Mosca alza i toni. “A Kiev armi e soldati l’Occidente è già in guerra con noi”

MOSCA — Mosca alza i toni dello scontro con “l’Occidente collettivo”. Dmitrij Peskov prende di mira la Germania. Sergej Lavrov bacchetta le ambasciate Ue. E Dmitrij Medvedev, al solito, spara a zero su tutti mostrando una mappa dell’Ucraina smembrata. Un fuoco di fila che, secondo Berlino e Washington, ha uno scopo evidente: allarmare e dividere l’Occidente.

Si parte dalle intercettazioni di alti ufficiali tedeschi diffuse venerdì su Telegram da Margarita Simonjan, la capa di Rt, ex Russia Today: 38 minuti di audio in cui si discute l’ipotesi di fornire a Kiev missili Taurus a lungo raggio di fabbricazione tedesca e il loro possibile impiego per colpire il ponte di Crimea. Una grave falla nella sicurezza tedesca, ma anche una fonte d’imbarazzo per il cancelliere Olaf Scholz che si rifiuta di inviare i Taurus agli ucraini per evitare un’escalation.

Per il portavoce del Cremlino Peskov, sono la dimostrazione del «coinvolgimento diretto dell’Occidente collettivo nel conflitto in Ucraina». «La registrazione stessa testimonia che all’interno della Bundeswehr (l’esercito tedesco, ndr) i piani per effettuare attacchi contro il territorio russo vengono discussi in modo dettagliato e concreto», ha accusato Peskov che cerca di rimestare nel torbido dopo che Berlino ha annunciato un’inchiesta sulla fuga di notizie. «Bisogna stabilire se la Bundeswehr agisce di propria iniziativa.

Allora la domanda è: quanto la Bundeswehr è controllabile e quanto Scholz controlla la situazione, o se questo fa parte di una politica dello Stato tedesco.

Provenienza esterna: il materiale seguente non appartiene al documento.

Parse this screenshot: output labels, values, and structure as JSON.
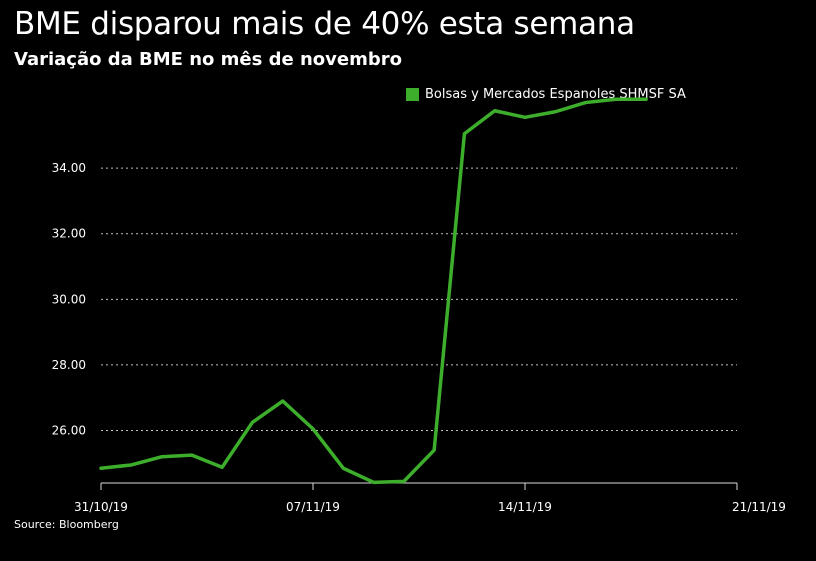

In entrambi i casi è molto brutto». Le sue dichiarazioni arrivano mentre l’ambasciatore tedesco Alexander Graf Lambsdorff viene trattenuto oltre un’ora presso il ministero degli Esteri russo. Mosca sostiene di averlo convocato per chiedere «spiegazioni» sulle intercettazioni e denunciare «i tentativi tedeschi di ostacolare i giornalisti russi in Germania». Con la portavoce Maria Zakharova che dice che la Germania «non è stata denazificata fino in fondo». Berlino parla di un «incontro programmato da tempo». Ma poco cambia. La stessa Germania denuncia «un attacco ibrido» «parte di una guerra d’informazione di Putin» che mira a «destabilizzare» la Germania e a «generare insicurezza e divisioni». La Casa Bianca è d’accordo: Mosca, dice, vuole «spaccare gli alleati»

Il ministro degli Esteri Lavrov, però, se la prende con tutti i Paesi Ue. Dice di aver raccolto «molto materiale» su come le loro ambasciate stiano creando «progetti di sostegno agli oppositori non sistemici». Aveva convocato gli ambasciatori per parlarne il 27 febbraio, aggiunge, ma loro «hanno paura di incontrare il ministro del Paese in cui sono accreditati. Dove si è mai visto?». La rappresentanza Ue a Mosca conferma, ma spiega che i diplomatici hanno rifiutato l’invito perché non era specificato l’argomento del colloquio. «Ora Lavrov dice che voleva farci una lezione. Ciò dimostra che abbiamo fatto bene a declinare».

Infine Medvedev. L’ex presidente e premier, oggi vicepresidente del Consiglio di sicurezza, evoca lo spettro di un conflitto nucleare «cento volte più probabile rispetto alla crisi dei missili a Cuba del 1962». «Questa è una vera e propria guerra contro la Russia con armi americane e con la partecipazione di forze speciali americane e di consiglieri americani», precisa. Stavolta sfrutta il palco dell’Università Sirio nell’ambito del Festival della Gioventù di Sochi per lanciare i suoi strali.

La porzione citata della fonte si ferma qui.